Kitsada Thammavongsa keeps Bangkok’s highest skywalk clean and visitors properly terrified.

The tourists arrive with their smartphones and selfie sticks, but Kitsada Thammavongsa, 25, comes equipped with a blue bucket, a squeegee and a telescoping pole. His workplace is certainly one of the top spots in Bangkok – a 63-square-meter deck projecting from the side of the Mahanakhon Tower, 310 meters above the ground. The glass skywalk here, which opened last November, offers visitors a dizzying view of the Chao Phraya River, the Skytrain shuttling back and forth between the highrise towers, and the taxis purring along the streets below, looking for all the world like toy cars.

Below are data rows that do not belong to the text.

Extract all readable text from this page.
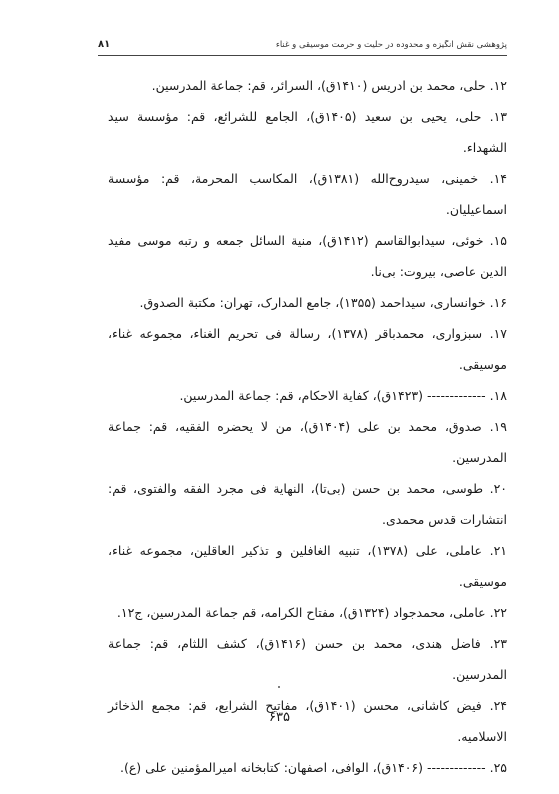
۸۱	پژوهشی نقش انگیزه و محدوده در حلیت و حرمت موسیقی و غناء

۱۲. حلی، محمد بن ادریس (۱۴۱۰ق)، السرائر، قم: جماعة المدرسین.

۱۳. حلی، یحیی بن سعید (۱۴۰۵ق)، الجامع للشرائع، قم: مؤسسة سید الشهداء.

۱۴. خمینی، سیدروح‌الله (۱۳۸۱ق)، المکاسب المحرمة، قم: مؤسسة اسماعیلیان.

۱۵. خوئی، سیدابوالقاسم (۱۴۱۲ق)، منیة السائل جمعه و رتبه موسی مفید الدین عاصی، بیروت: بی‌نا.

۱۶. خوانساری، سیداحمد (۱۳۵۵)، جامع المدارک، تهران: مکتبة الصدوق.

۱۷. سبزواری، محمدباقر (۱۳۷۸)، رسالة فی تحریم الغناء، مجموعه غناء، موسیقی.

۱۸. ------------- (۱۴۲۳ق)، کفایة الاحکام، قم: جماعة المدرسین.

۱۹. صدوق، محمد بن علی (۱۴۰۴ق)، من لا یحضره الفقیه، قم: جماعة المدرسین.

۲۰. طوسی، محمد بن حسن (بی‌تا)، النهایة فی مجرد الفقه والفتوی، قم: انتشارات قدس محمدی.

۲۱. عاملی، علی (۱۳۷۸)، تنبیه الغافلین و تذکیر العاقلین، مجموعه غناء، موسیقی.

۲۲. عاملی، محمدجواد (۱۳۲۴ق)، مفتاح الکرامه، قم جماعة المدرسین، ج۱۲.

۲۳. فاضل هندی، محمد بن حسن (۱۴۱۶ق)، کشف اللثام، قم: جماعة المدرسین.

۲۴. فیض کاشانی، محسن (۱۴۰۱ق)، مفاتیح الشرایع، قم: مجمع الذخائر الاسلامیه.

۲۵. ------------- (۱۴۰۶ق)، الوافی، اصفهان: کتابخانه امیرالمؤمنین علی (ع).

۶۳۵
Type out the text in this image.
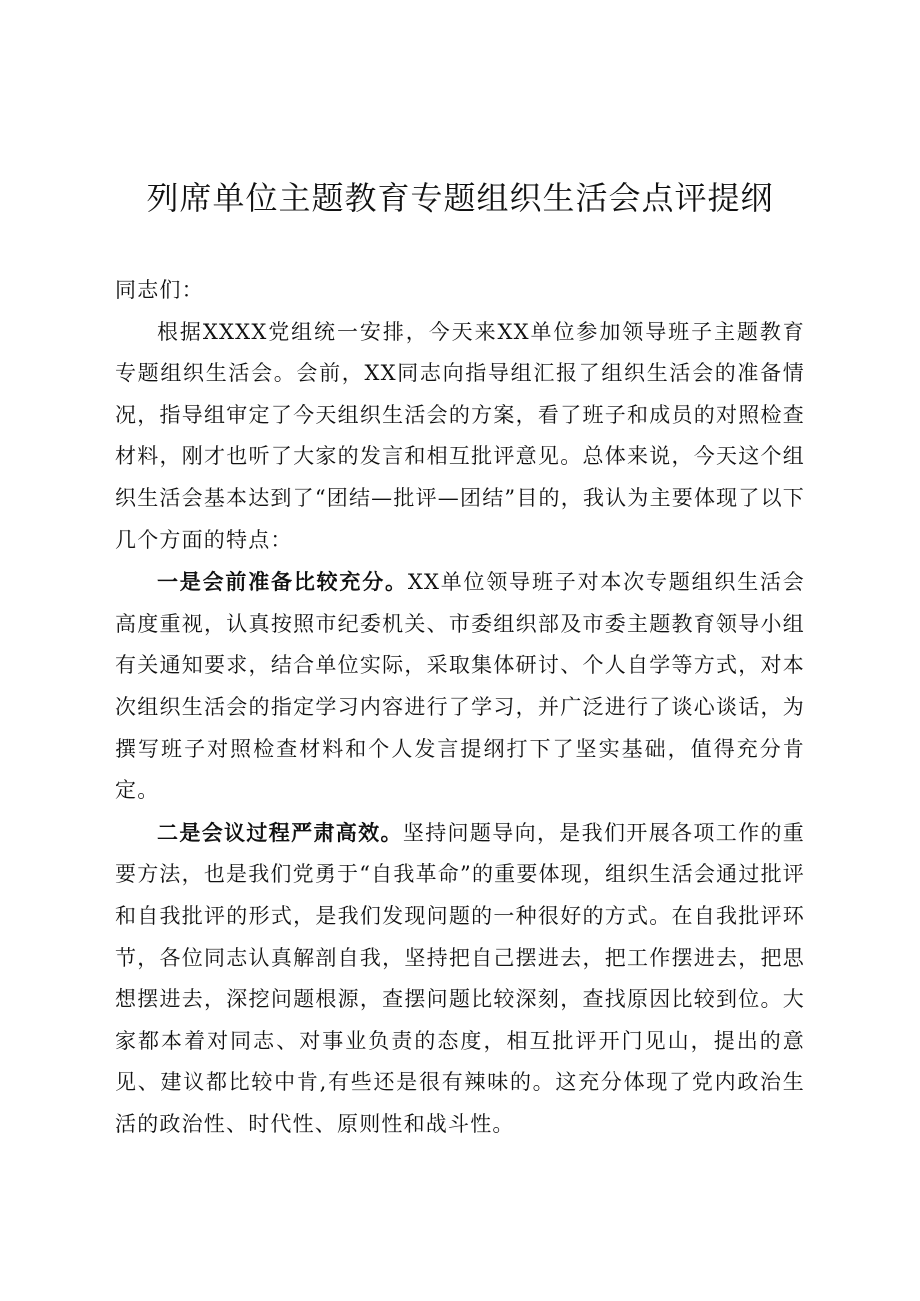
列席单位主题教育专题组织生活会点评提纲

同志们：

根据XXXX党组统一安排，今天来XX单位参加领导班子主题教育专题组织生活会。会前，XX同志向指导组汇报了组织生活会的准备情况，指导组审定了今天组织生活会的方案，看了班子和成员的对照检查材料，刚才也听了大家的发言和相互批评意见。总体来说，今天这个组织生活会基本达到了“团结—批评—团结”目的，我认为主要体现了以下几个方面的特点：

一是会前准备比较充分。XX单位领导班子对本次专题组织生活会高度重视，认真按照市纪委机关、市委组织部及市委主题教育领导小组有关通知要求，结合单位实际，采取集体研讨、个人自学等方式，对本次组织生活会的指定学习内容进行了学习，并广泛进行了谈心谈话，为撰写班子对照检查材料和个人发言提纲打下了坚实基础，值得充分肯定。

二是会议过程严肃高效。坚持问题导向，是我们开展各项工作的重要方法，也是我们党勇于“自我革命”的重要体现，组织生活会通过批评和自我批评的形式，是我们发现问题的一种很好的方式。在自我批评环节，各位同志认真解剖自我，坚持把自己摆进去，把工作摆进去，把思想摆进去，深挖问题根源，查摆问题比较深刻，查找原因比较到位。大家都本着对同志、对事业负责的态度，相互批评开门见山，提出的意见、建议都比较中肯,有些还是很有辣味的。这充分体现了党内政治生活的政治性、时代性、原则性和战斗性。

“Many people lie down to take photos,” explains Thammavongsa, “and their sunscreen can smudge the glass.” So he has to clean up the cheek- and fingerprints several times a day, which is easy enough for him because he’s not scared of heights – unlike some visitors, who emerge boldly enough from the elevator on the 78th floor only to go weak at the knees after taking a step or two.

Last year, Thammavongsa was still a fisherman, plying his trade on the water instead of in the air. Today, he works on Bangkok’s second-tallest skyscraper from 1 p.m. to 1 a.m. The view is most beautiful just before sundown, he says, when most of the intrepid visitors arrive. What about him? He says he can’t see it often enough; it takes his breath away.